Personal information
- Full name: Evaristo Vicente Barrera
- Date of birth: December 30, 1911
- Place of birth: Rosario, Argentina
- Date of death: June 7, 1982 (aged 70)
- Position(s): Striker

Senior career*
- Years: Team / Apps / (Gls)
- 1932–1938: Racing Club / 142 / (136)
- 1939–1940: Lazio / 16 / (6)
- 1940–1942: Napoli / 47 / (12)
- 1942–1943: Ascoli
- 1944: Novara
- 1945: Gozzano
- 1945–1946: Cremonese
- 1947–1948: Mortara

Managerial career
- 1956–1958: Novara

= Evaristo Barrera =

Argentine footballer and manager

Evaristo Vicente Barrera (December 30, 1911 – June 7, 1982) was an Argentine football striker. He played for Racing Club de Avellaneda and a number of football clubs in Italy. He was born in Rosario.

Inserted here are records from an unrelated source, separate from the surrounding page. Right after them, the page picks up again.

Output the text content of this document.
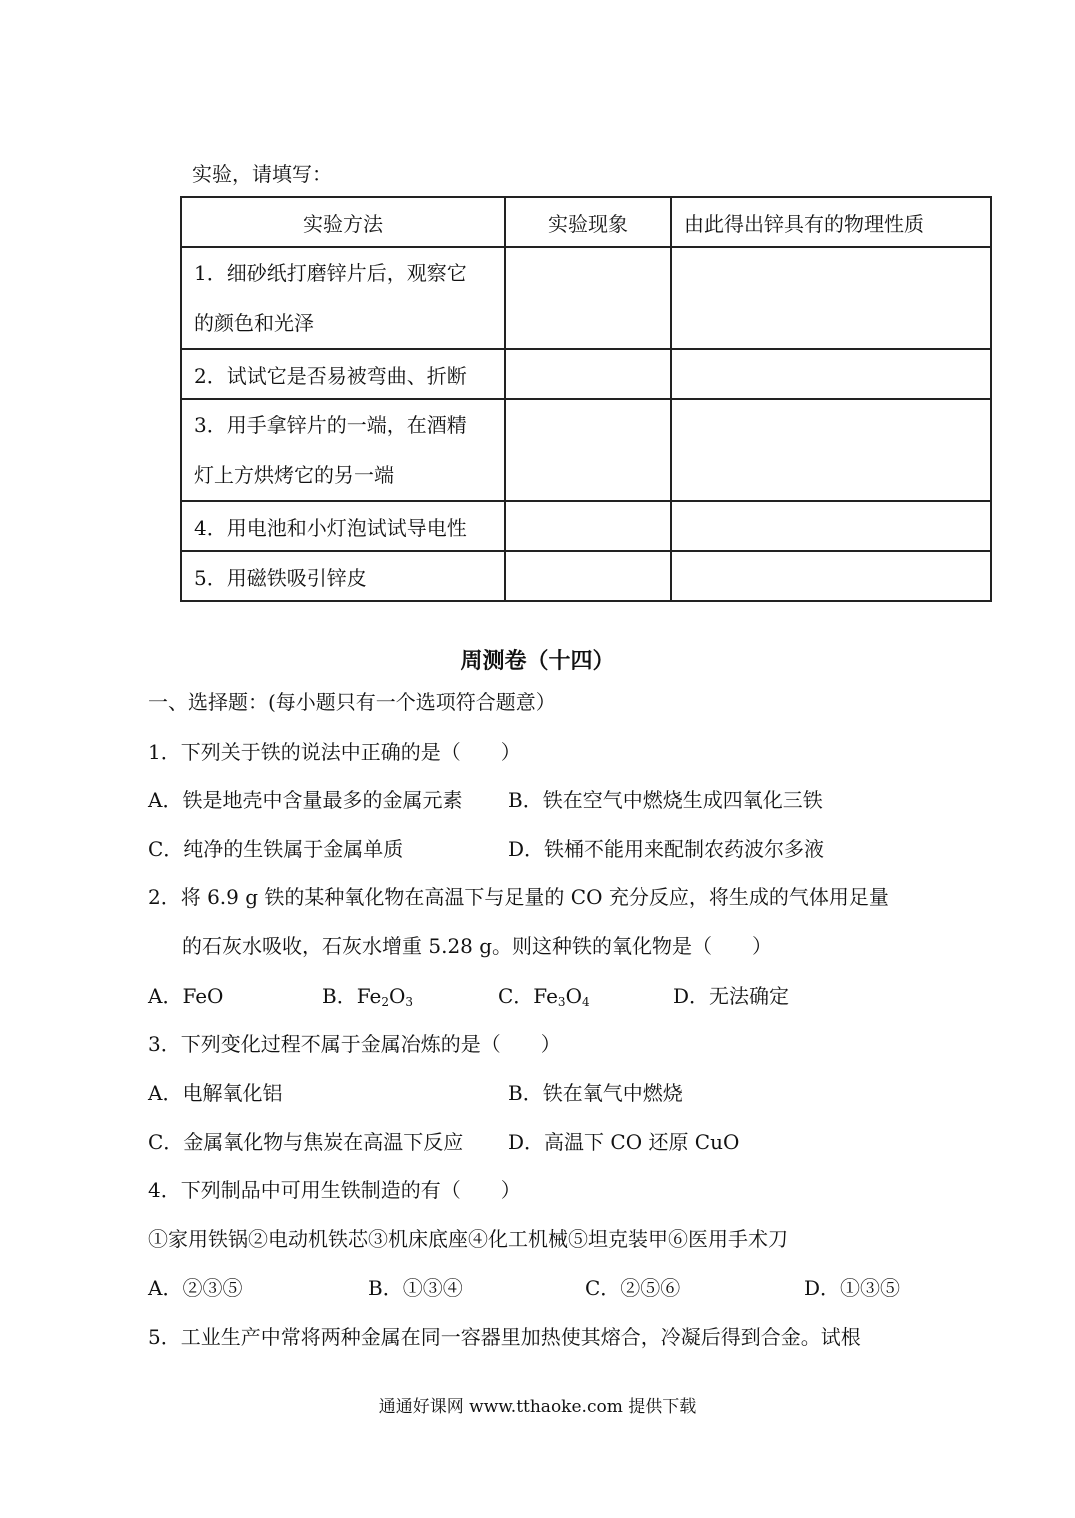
实验，请填写：
实验方法	实验现象	由此得出锌具有的物理性质
1．细砂纸打磨锌片后，观察它
的颜色和光泽		
2．试试它是否易被弯曲、折断		
3．用手拿锌片的一端，在酒精
灯上方烘烤它的另一端		
4．用电池和小灯泡试试导电性		
5．用磁铁吸引锌皮		
周测卷（十四）
一、选择题：(每小题只有一个选项符合题意）
1．下列关于铁的说法中正确的是（　　）
A．铁是地壳中含量最多的金属元素 B．铁在空气中燃烧生成四氧化三铁
C．纯净的生铁属于金属单质	D．铁桶不能用来配制农药波尔多液
2．将 6.9 g 铁的某种氧化物在高温下与足量的 CO 充分反应，将生成的气体用足量
的石灰水吸收，石灰水增重 5.28 g。则这种铁的氧化物是（　　）
A．FeO	B．$Fe_2O_3$	C．$Fe_3O_4$	D．无法确定
3．下列变化过程不属于金属冶炼的是（　　）
A．电解氧化铝	B．铁在氧气中燃烧
C．金属氧化物与焦炭在高温下反应 D．高温下 CO 还原 CuO
4．下列制品中可用生铁制造的有（　　）
①家用铁锅②电动机铁芯③机床底座④化工机械⑤坦克装甲⑥医用手术刀
A．②③⑤	B．①③④	C．②⑤⑥	D．①③⑤
5．工业生产中常将两种金属在同一容器里加热使其熔合，冷凝后得到合金。试根
通通好课网 www.tthaoke.com 提供下载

Barrera started his professional career in 1932 with Racing Club, he was twice the topscorer in the Argentine Primera, in 1934 with 34 goals and in 1936 with 32 goals. By the end of his time with Racing Club, Barrera had scored 136 goals in 142 games. He still holds the record as the club's highest scoring player.

In 1938 Barrera moved to Italy, he played for Lazio and Napoli in Serie A before dropping down into the lower leagues where he played for Ascoli.

During the war years he played for Novara and Gozzano in the Italian War Championships. After the end of the war he played for Cremonese and Mortara, retiring in 1948.

Barrera had a spell as manager of Novara between 1956 and 1958.